[rollei_list] Re: Rolleicord III and "The great Gatsby" movie

  • From: Eric Goldstein <egoldste@xxxxxxxxx>
  • To: "rollei_list@xxxxxxxxxxxxx" <rollei_list@xxxxxxxxxxxxx>
  • Date: Mon, 1 Jun 2015 15:35:22 -0400

Non-documentary producers and directors are grateful that the members
of this group and discussion are so very very very atypical of average
movie goers, to be noticing, considering and discussing this minuncia



Eric Goldstein



On Mon, Jun 1, 2015 at 2:27 PM, `Richard Knoppow <dickburk@xxxxxxxxxxxxx> wrote:

My limited experience with the movie business leads me to be amazed
that they get made at all. I did a stint as a property master in a small
production. Among other things we needed some horse exhaust for dressing a
period street. Guess who went around to the local stables to collect the
stuff. Out of that I met the retired head of sound for RKO-Radio pictures.
Sometimes finding period props is difficult because they are rare. I
rather think the gun shown in "The Maltese Falcon" is an example. In the
novel Hammett describes the gun as a "Webley-Fosbery automatic revolver, 38
caliber, 8 shot. They don't make them any more". Well, the gun shown in a
very brief close up in the movie is a Webley-Fosbery all right but its the
.455, 6 shot version which is much more common. The .38 is extremely rare
and was then too. Well, few would have noticed. BTW, I think the choice of
this gun by Hammett was a sort of joke on his readers some of whom probably
thought he didn't know the difference between an automatic and a revolver.
This gun is both. Well, I guess we are now able to describe our favorite
camera as a "Rolleiflex, they don't make them any more."

On 6/1/2015 11:11 AM, David Sadowski wrote:

Or music from way before the events in the film... like how The Sting, set
in the 1930s, featured the music of Scott Joplin, which was popular about 30
years earlier.

On Mon, Jun 1, 2015 at 1:02 PM, Jon Stanton <jon.stanton@xxxxxxxxxxx> wrote:

It also happens with music... A dance scene for example.. The couple might
be dancing to a tune written years after the event

Olympia, WA

On Jun 1, 2015, at 10:48, `Richard Knoppow <dickburk@xxxxxxxxxxxxx>
wrote:

This may all be true but too much anachronism will spoil the
illusion. Some attention is usually paid to costume, its details that get
lost. If you want to translate some period piece to modern dress its not
only possible but done often but at some point errors will get a horse
laugh
and there goes your dramatic impact.
OTOH, a lot of movies depend on the social and cultural conditions of
the time they were made to work. An example is a favorite bit of film noir
called "Leave Her to Heaven" a Fox epic of the late 1940s. Modern
audiences
giggle at it.

On 6/1/2015 10:41 AM, Eric Goldstein wrote:
Movies that are not documentaries are an illusion of reality.

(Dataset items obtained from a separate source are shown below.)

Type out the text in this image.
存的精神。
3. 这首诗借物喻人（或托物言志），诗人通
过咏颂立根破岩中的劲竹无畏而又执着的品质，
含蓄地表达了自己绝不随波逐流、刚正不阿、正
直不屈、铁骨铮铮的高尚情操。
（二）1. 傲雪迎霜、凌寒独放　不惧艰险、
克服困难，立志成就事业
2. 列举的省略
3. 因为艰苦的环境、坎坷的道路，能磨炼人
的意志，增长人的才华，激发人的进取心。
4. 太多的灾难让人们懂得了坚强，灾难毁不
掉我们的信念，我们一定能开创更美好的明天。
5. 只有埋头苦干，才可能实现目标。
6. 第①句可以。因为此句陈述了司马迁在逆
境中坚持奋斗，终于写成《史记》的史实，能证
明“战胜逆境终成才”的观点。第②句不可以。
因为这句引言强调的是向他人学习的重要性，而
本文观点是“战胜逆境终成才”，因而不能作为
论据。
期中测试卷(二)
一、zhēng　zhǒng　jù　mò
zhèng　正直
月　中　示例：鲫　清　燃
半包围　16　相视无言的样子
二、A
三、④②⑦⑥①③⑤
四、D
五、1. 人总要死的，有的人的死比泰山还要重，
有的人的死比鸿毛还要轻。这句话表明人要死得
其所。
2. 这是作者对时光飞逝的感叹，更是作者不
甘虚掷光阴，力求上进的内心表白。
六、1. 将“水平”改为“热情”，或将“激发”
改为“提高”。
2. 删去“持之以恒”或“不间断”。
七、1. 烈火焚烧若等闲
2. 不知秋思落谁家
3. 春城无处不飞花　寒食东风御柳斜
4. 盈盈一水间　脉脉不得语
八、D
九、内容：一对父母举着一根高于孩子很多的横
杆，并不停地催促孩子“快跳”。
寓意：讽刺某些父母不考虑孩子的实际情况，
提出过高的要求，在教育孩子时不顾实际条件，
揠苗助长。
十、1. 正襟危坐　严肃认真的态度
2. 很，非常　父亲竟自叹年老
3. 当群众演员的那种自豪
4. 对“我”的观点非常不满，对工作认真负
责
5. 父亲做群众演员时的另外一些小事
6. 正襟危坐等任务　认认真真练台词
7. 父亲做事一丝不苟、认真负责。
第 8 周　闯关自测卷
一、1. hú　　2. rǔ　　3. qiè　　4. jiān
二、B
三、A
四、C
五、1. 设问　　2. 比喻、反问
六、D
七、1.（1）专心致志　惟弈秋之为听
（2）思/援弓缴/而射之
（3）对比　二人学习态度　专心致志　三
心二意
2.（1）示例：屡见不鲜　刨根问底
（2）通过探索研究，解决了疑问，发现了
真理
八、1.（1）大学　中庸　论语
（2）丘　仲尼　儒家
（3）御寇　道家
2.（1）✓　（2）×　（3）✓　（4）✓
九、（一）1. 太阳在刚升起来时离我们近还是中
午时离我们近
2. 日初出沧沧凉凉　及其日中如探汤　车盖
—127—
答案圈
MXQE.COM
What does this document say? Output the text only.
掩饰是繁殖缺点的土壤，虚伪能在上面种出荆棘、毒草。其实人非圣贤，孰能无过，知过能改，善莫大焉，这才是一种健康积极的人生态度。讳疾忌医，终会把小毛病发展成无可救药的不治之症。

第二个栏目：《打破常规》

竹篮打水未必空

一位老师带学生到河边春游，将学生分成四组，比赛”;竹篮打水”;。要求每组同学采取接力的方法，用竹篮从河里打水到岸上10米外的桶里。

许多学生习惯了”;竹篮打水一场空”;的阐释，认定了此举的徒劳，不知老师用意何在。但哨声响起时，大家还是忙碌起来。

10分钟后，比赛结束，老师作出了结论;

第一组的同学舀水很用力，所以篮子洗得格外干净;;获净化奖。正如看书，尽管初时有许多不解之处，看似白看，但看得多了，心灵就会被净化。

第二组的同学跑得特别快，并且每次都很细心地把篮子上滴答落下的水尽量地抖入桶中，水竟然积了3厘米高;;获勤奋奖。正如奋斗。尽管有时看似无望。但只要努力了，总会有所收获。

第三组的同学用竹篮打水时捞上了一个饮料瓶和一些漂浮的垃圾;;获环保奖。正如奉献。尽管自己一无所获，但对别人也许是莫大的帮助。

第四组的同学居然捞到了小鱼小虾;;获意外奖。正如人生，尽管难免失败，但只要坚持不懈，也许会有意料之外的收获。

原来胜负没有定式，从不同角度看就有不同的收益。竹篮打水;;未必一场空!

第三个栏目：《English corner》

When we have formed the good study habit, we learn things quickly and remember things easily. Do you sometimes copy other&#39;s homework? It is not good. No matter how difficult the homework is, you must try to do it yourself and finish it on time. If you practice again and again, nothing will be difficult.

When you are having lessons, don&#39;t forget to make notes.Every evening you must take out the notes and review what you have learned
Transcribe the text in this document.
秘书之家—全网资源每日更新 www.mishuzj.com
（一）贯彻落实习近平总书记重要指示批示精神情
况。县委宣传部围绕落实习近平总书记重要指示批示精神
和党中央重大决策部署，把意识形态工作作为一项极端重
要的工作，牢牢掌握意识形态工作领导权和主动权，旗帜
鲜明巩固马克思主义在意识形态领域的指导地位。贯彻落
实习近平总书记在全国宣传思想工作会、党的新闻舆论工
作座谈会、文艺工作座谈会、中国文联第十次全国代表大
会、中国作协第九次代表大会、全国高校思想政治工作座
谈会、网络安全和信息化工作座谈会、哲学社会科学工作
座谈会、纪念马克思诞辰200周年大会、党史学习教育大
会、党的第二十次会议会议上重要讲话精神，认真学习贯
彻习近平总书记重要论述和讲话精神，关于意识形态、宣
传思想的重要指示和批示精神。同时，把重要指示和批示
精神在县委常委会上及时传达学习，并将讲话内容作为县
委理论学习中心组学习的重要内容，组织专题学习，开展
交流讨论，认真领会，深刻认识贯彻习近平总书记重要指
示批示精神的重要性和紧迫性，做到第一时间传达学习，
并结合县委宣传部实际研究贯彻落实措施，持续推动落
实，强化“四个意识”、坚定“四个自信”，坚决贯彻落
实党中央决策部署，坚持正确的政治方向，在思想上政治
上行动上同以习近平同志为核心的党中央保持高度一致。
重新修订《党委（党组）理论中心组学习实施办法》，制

Movie makers do not understand why if the characters are fictitious,
the costumes are fictitious, the sets are fictitious, why historical
authenticity is important.

What they do consider important is that it all hangs together as a
plausible illusion, and except for us rollei nuts no one will care
about why there is a cord III in the Gatsby movie



Eric Goldstein

On Mon, Jun 1, 2015 at 1:29 PM, `Richard Knoppow
<dickburk@xxxxxxxxxxxxx> wrote:
The picture on the page below also shows a Speed Graphic
mis-identified
as a Graflex. It has its bellows almost fully extended, common in
movies,
and there a couple of flashguns. Flasbulbs did not appear until the
early
1930s. Speed Graphics were made but most press photographers used
Graflex
SLRs until a bit later than this. For the most part movies makers are
hopeless about authenticity; they just don't care. I suppose they
think
the audience will never notice or will be to ignorant to know. Or
maybe its
the movie makers who are ignorant.

On 6/1/2015 3:13 AM, CarlosMFreaza wrote:

I forgot to mention a link about the topic:
http://camerasinthemedia.tumblr.com/page/16

Carlos

2015-06-01 6:40 GMT-03:00 CarlosMFreaza <cmfreaza@xxxxxxxxx>:
"The great Gatsby" (2013) is a movie set in 1922, however there is a
scene
where a Rolleicord III is used to take photographs; the Rolleicord
III was
made from November 1950 up to July 1953; you can see it's a III and
it's not
a IV because it does not have the "M-X" button below the taking lens
and it
does not have the double exposure button below the viewing lens. The
Rolleicord III in the movie is an anachronism clearly.
"The great Gatsby" 2013 version with Leonardo di Caprio has others
anachronisms like the cars model. A previous version (1974) with
Robert
Redford had less anachronisms, if my memory serves me good; both
versions
are based on the Scott Fitzgerald's novel.